Plum Island Animal Disease Center, U. S. Department of Homeland Security Science and Technology Directorate, P.O. Box 848, Greenport, NY, 11944, USA.
Plum Island Animal Disease Center, Leidos, Inc., P.O. Box 848, Greenport, NY, 11944, USA.
BMC Biotechnol. 2022 Mar 29;22(1):13. doi: 10.1186/s12896-022-00743-9.
Type I interferons are widely used in research applications and as biotherapeutics. Current assays used to measure interferon concentrations, such as plaque reduction assays and ELISA, are expensive, technically challenging, and may take days to provide results. We sought to develop a robust and rapid assay to determine interferon concentrations produced from transiently transfected cell cultures.
Indirect quantification of recombinant interferon was evaluated using a novel bi-cistronic construct encoding the Foot-and-mouth disease virus 2A translational interrupter sequence to yield equimolar expression of Gaussia princeps luciferase and porcine interferon α. Direct quantification was evaluated by expression of a novel fusion protein comprised of Gaussia princeps luciferase and porcine type I interferon. Plasmids encoding constructs are transiently transfected into cell cultures and supernatant harvested for testing of luminescence, ELISA determined concentration, and anti-viral activity against vesicular stomatitis virus.

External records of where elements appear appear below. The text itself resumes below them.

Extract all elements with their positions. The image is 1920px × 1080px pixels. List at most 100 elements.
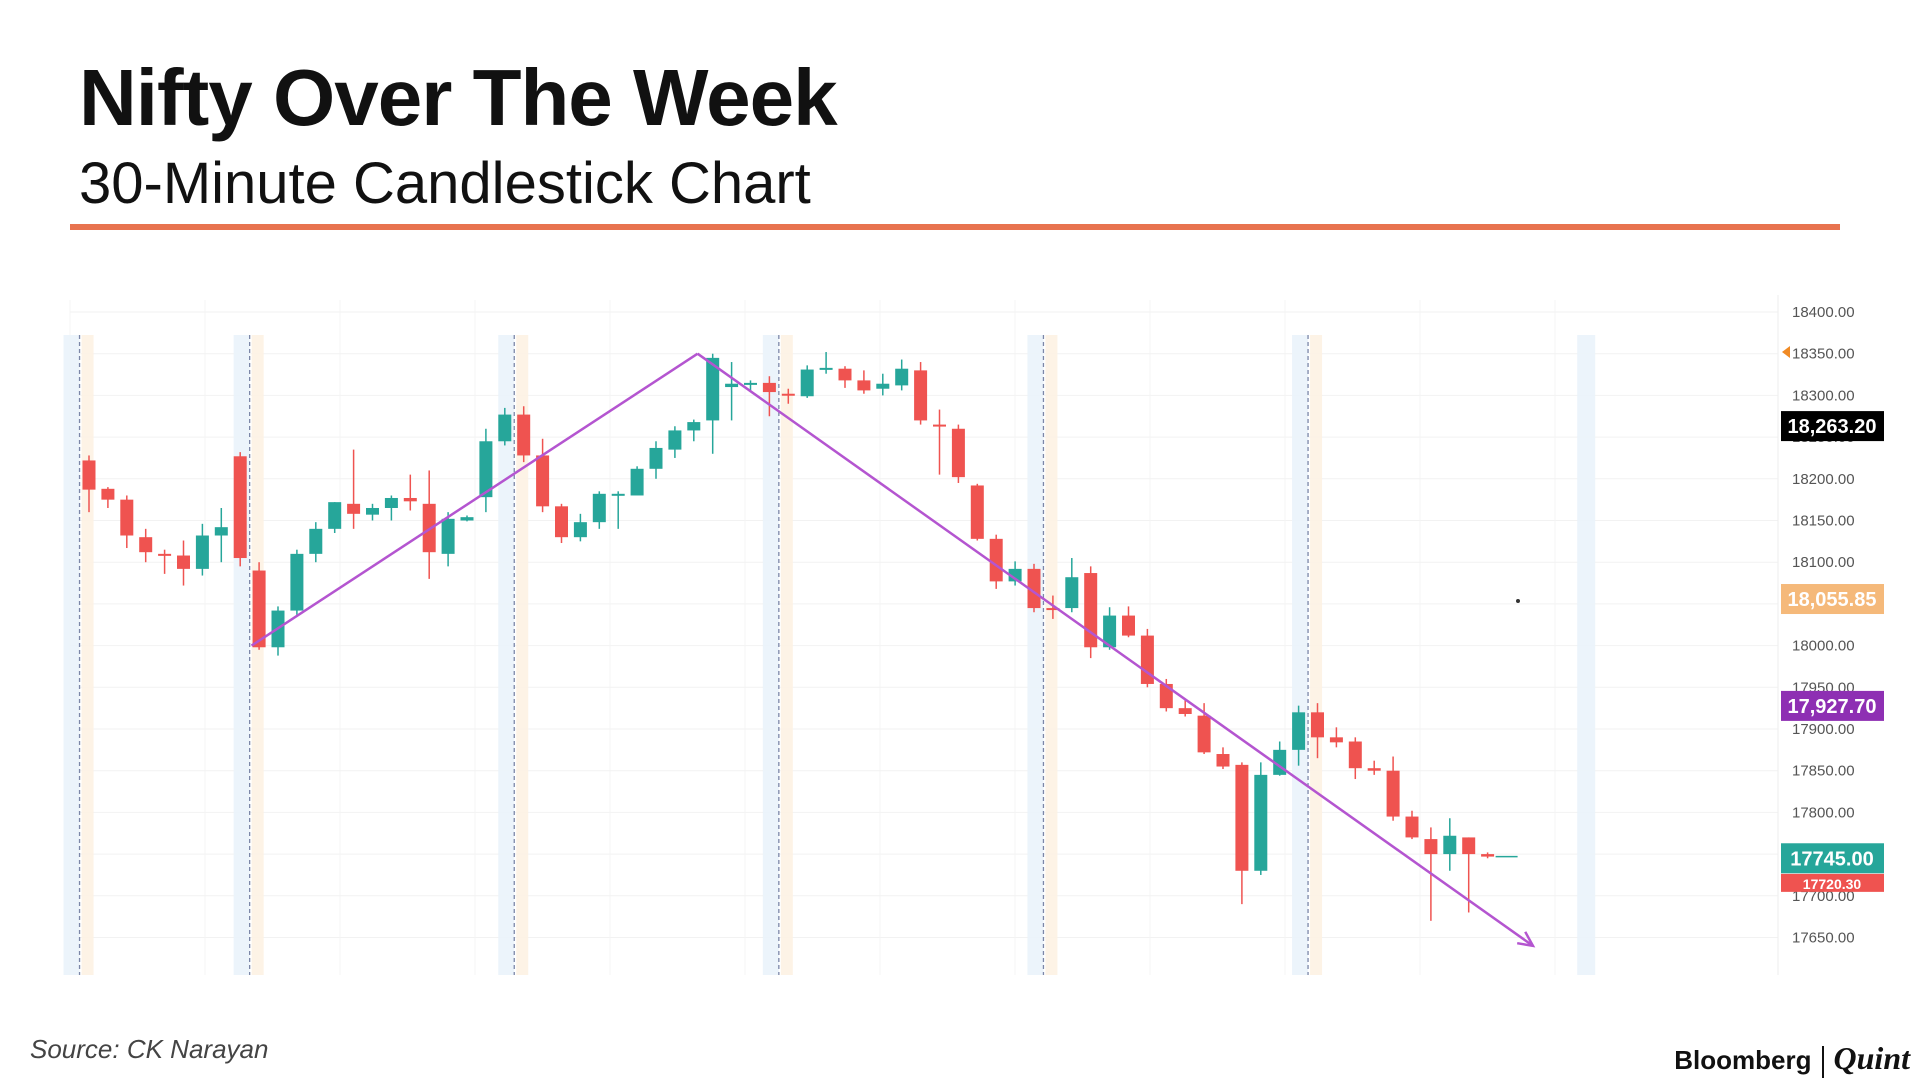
candle-body [366,507,379,515]
candle-body [120,499,134,536]
price-label-bg [1781,690,1884,721]
candle-body [1311,712,1324,738]
session-band [516,335,529,975]
candle-body [460,517,474,521]
candle-body [309,528,323,554]
candle-body [384,497,398,508]
candle-body [1443,835,1457,855]
candle-body [1235,764,1249,871]
candle-body [1254,774,1268,871]
candle-body [1481,854,1495,857]
candle-body [1292,712,1306,750]
candle-body [1405,816,1419,838]
candle-body [1462,837,1476,855]
chart-subtitle: 30-Minute Candlestick Chart [79,151,811,216]
session-band [762,335,779,975]
brand-bloomberg: Bloomberg [1674,1045,1812,1075]
price-label-text: 18,263.20 [1788,416,1877,438]
candle-body [1424,839,1438,855]
candle-body [555,506,568,538]
trend-arrow-head [1516,931,1536,948]
session-band [251,335,264,975]
y-tick-label: 17900.00 [1792,721,1855,738]
price-label-text: 17745.00 [1790,848,1873,870]
candle-body [725,383,739,388]
candle-body [838,368,852,381]
candle-body [1159,683,1173,709]
candle-body [687,422,701,431]
candle-body [101,488,115,500]
candle-body [139,537,153,553]
trendline [696,352,1534,947]
candle-body [744,382,757,385]
candle-body [970,485,984,539]
candle-body [819,367,833,370]
session-band [1577,335,1596,975]
price-marker-icon [1782,346,1790,358]
brand-separator [1821,1046,1824,1079]
candle-body [611,493,625,496]
candle-body [1122,615,1135,636]
candle-body [1065,577,1079,609]
candle-body [1140,635,1154,684]
y-tick-label: 18000.00 [1792,638,1855,655]
candle-body [1329,737,1343,743]
candle-body [517,414,531,456]
candle-body [1216,754,1230,767]
candle-body [592,493,606,523]
candle-body [1027,568,1041,609]
candle-body [347,503,361,514]
session-band [1027,335,1044,975]
candle-body [876,383,890,389]
y-tick-label: 18150.00 [1792,513,1855,530]
y-tick-label: 18350.00 [1792,346,1855,363]
candle-body [177,555,190,569]
candle-body [195,535,209,569]
candle-body [914,370,928,421]
session-band [1045,335,1058,975]
title-rule [70,224,1840,230]
session-band [1310,335,1323,975]
brand-logo: Bloomberg Quint [1674,1040,1910,1079]
candle-body [1103,615,1117,648]
candle-body [498,414,512,442]
price-label-bg [1781,411,1884,442]
candle-body [233,456,247,559]
candle-body [441,518,455,554]
y-tick-label: 17800.00 [1792,804,1855,821]
candle-body [781,393,795,396]
candle-body [649,447,663,469]
price-label-bg [1781,873,1884,892]
candle-body [1367,768,1381,771]
candle-body [800,369,814,397]
session-band [63,335,80,975]
candle-body [328,502,342,529]
candle-body [951,428,965,478]
source-note: Source: CK Narayan [30,1034,269,1064]
candle-body [82,460,96,490]
y-tick-label: 17650.00 [1792,930,1855,947]
candle-body [214,527,228,536]
candle-body [895,368,909,386]
candle-body [1046,608,1060,611]
candle-body [1197,715,1211,753]
candle-body [573,522,587,538]
brand-quint: Quint [1833,1040,1910,1076]
marker-dot [1516,599,1520,603]
candle-body [857,380,871,391]
candle-body [1386,770,1400,817]
candle-body [706,357,720,421]
y-tick-label: 17850.00 [1792,763,1855,780]
chart-title: Nifty Over The Week [79,53,838,142]
candle-body [479,441,493,498]
y-tick-label: 18300.00 [1792,387,1855,404]
candle-body [1348,741,1362,769]
price-label-bg [1781,584,1884,615]
candle-body [1008,568,1022,582]
candle-body [762,382,776,393]
y-tick-label: 18400.00 [1792,304,1855,321]
y-tick-label: 18200.00 [1792,471,1855,488]
session-band [81,335,94,975]
candle-body [158,553,172,556]
candle-body [252,570,266,648]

Bi-cistronic constructs, utilized for indirect quantification, demonstrate both luciferase activity and anti-viral activity. Fusion proteins, utilized for direct quantification, retained secretion and luminescence however only the interferon α fusion protein had antiviral activity comparable to wildtype porcine interferon α. A strong linear correlation was observed between dilution and luminescence for all compounds over a dynamic range of concentrations.
The correlation of antiviral and luciferase activities demonstrated the utility of this approach, both direct and indirect, to rapidly determine recombinant interferon concentrations. Concentration can be determined over a more dynamic concentration range than available ELISA based assays using this methodology.
I 型干扰素广泛应用于研究应用和生物治疗。目前用于测量干扰素浓度的检测方法,如蚀斑减少检测和 ELISA,既昂贵又具有技术挑战性,并且可能需要数天才能提供结果。我们试图开发一种强大而快速的测定法来确定瞬时转染细胞培养物产生的干扰素浓度。
使用新型双顺反子构建体评估重组干扰素的间接定量,该构建体编码口蹄疫病毒 2A 翻译中断序列,以产生等量表达的 Gaussia 萤光素酶和猪干扰素 α。通过表达由 Gaussia 萤光素酶和猪 I 型干扰素组成的新型融合蛋白来评估直接定量。将编码构建体的质粒瞬时转染到细胞培养物中,并收获上清液进行发光检测、ELISA 确定浓度和抗水疱性口炎病毒活性检测。
用于间接定量的双顺反子构建体均显示出萤光酶活性和抗病毒活性。用于直接定量的融合蛋白保留了分泌和发光活性,但只有干扰素 α 融合蛋白具有与野生型猪干扰素 α 相当的抗病毒活性。在浓度的动态范围内,所有化合物的稀释度与发光度之间均观察到强线性相关性。
抗病毒和萤光酶活性的相关性表明了这种直接和间接方法快速确定重组干扰素浓度的实用性。与基于 ELISA 的现有检测方法相比,该方法可在更广泛的浓度范围内确定浓度。